Serotonin-selective reuptake inhibitors (SSRIs) include fluoxetine (better known as Prozac) and paroxetine (better known as Paxil). SSRIs may be preferable over tricyclics due to their lower likelihood of side effects

Dosages of these medications used to treat narcolepsy are generally lower than doses typically applied to treat depression, so the likelihood of experiencing negative side effects is relatively less; however, patients may experience dry mouth, sweating, constipation, and sexual dysfunction, which may lead a person to discontinue use of the medication. (Van den Hoed et al, 1981) Because of the potential for side effects, changes in antidepressant dosages should be made gradually and the effects experienced by the person taking the antidepressant medication should be monitored by his or her doctor as well as a trusted friend or family member while changes in dosage are being made.

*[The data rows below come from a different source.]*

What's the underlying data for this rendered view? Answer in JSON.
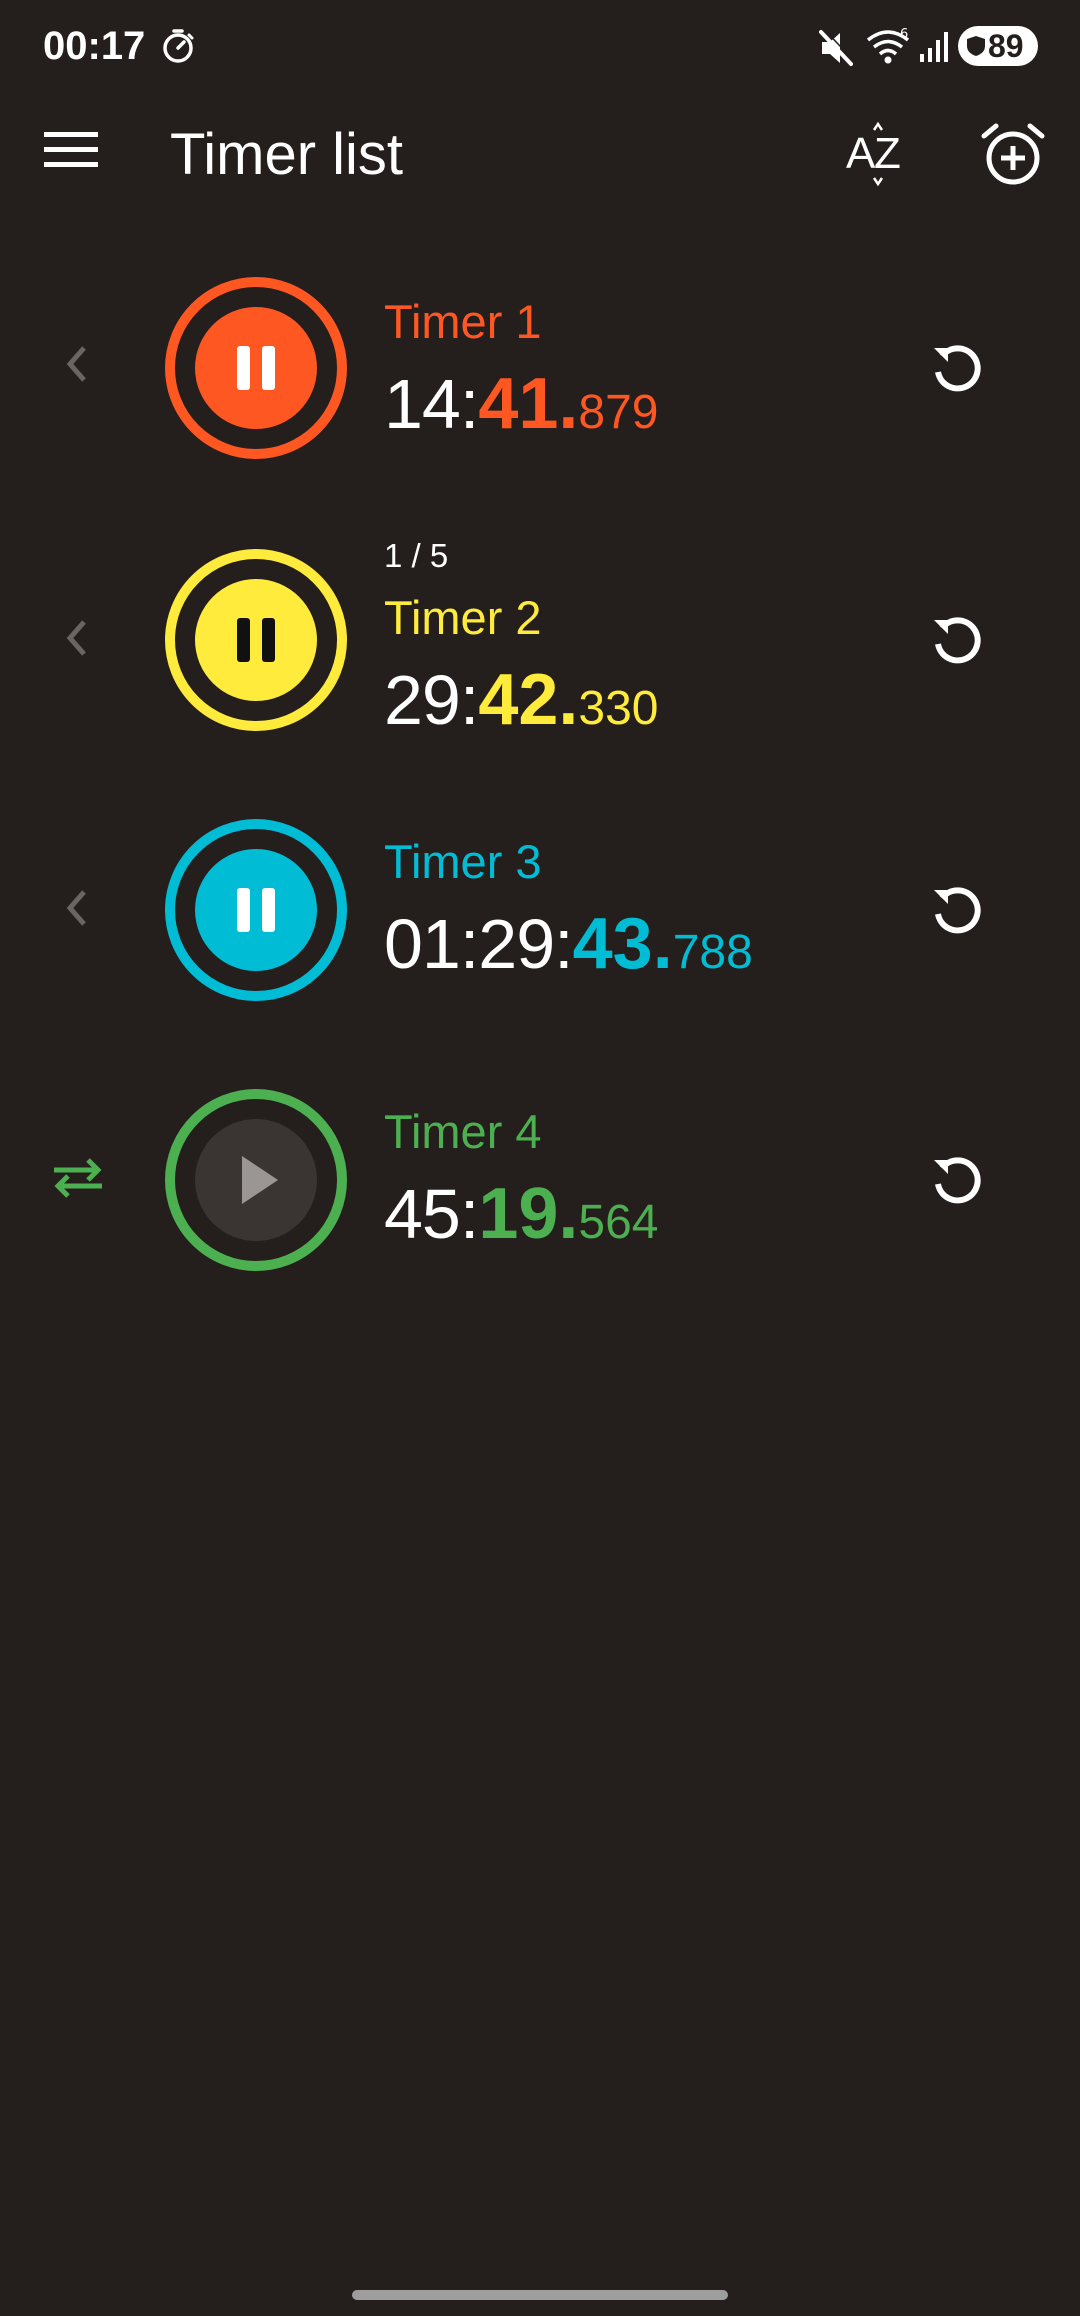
{
  "status_bar": {
    "time": "00:17",
    "battery": "89"
  },
  "app_bar": {
    "title": "Timer list",
    "icons": [
      "menu-icon",
      "sort-az-icon",
      "add-alarm-icon"
    ]
  },
  "colors": {
    "background": "#241e1c",
    "timer1": "#ff5722",
    "timer2": "#ffeb3b",
    "timer3": "#00bcd4",
    "timer4": "#4caf50"
  },
  "timers": [
    {
      "name": "Timer 1",
      "subtitle": "",
      "time_main": "14:",
      "time_sec": "41.",
      "time_ms": "879",
      "state": "running",
      "left_icon": "chevron-left-icon"
    },
    {
      "name": "Timer 2",
      "subtitle": "1 / 5",
      "time_main": "29:",
      "time_sec": "42.",
      "time_ms": "330",
      "state": "running",
      "left_icon": "chevron-left-icon"
    },
    {
      "name": "Timer 3",
      "subtitle": "",
      "time_main": "01:29:",
      "time_sec": "43.",
      "time_ms": "788",
      "state": "running",
      "left_icon": "chevron-left-icon"
    },
    {
      "name": "Timer 4",
      "subtitle": "",
      "time_main": "45:",
      "time_sec": "19.",
      "time_ms": "564",
      "state": "paused",
      "left_icon": "swap-arrows-icon"
    }
  ]
}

Tricyclic antidepressants in particular have a number of potential side effects because, unlike SSRIs, they have an effect on the neurotransmitter acetylcholine. These potential side effects include anorexia, hypotension, abnormally rapid heart beat, and blurred vision. When tricyclics are suddenly withdrawn, there can be a marked increase in cataplexy.

When cataplexy and sleepiness symptoms are both severe, stimulants and antidepressants may be combined, but careful adjusting of the dosage and monitoring are mandatory in view of serious side effects. Methylphenidate can increase the effect of tricyclics by interfering with metabolism in the liver. Therefore, tricyclics with sedating properties such as imipramine should only be given in the evening so as not to interact with the effect of stimulant medications.

meds

Modafinil

Modafinil (also known by the trade name Provigil) is a newer narcolepsy treatment drug that has been shown to reduce sleep attacks and excessive daytime sleepiness. Modafinil seems to affect the brain principally as a GABA release inhibitor. GABA is the main chemical in the brain that inhibits the activity of neurons. If modafinil inhibits the release of GABA, then modafinil is preventing the inhibition of neuronal activity, thereby effectively increasing the activity of neurons. Some properties that may make modafinil more appealing than other narcolepsy drugs for sleepiness are that it has little or no effect on nocturnal sleep, it only requires once a day dosage, and it has few adverse effects in general including its low abuse potential and the absence of rebound excessive sleepiness if a person stops taking modafinil. Because of modafinil’s low occurrence of side effects and low potential for abuse, many clinicians consider modafinil to be the drug of first choice for treating sleep attacks and excessive daytime sleepiness in newly diagnosed narcolepsy patients.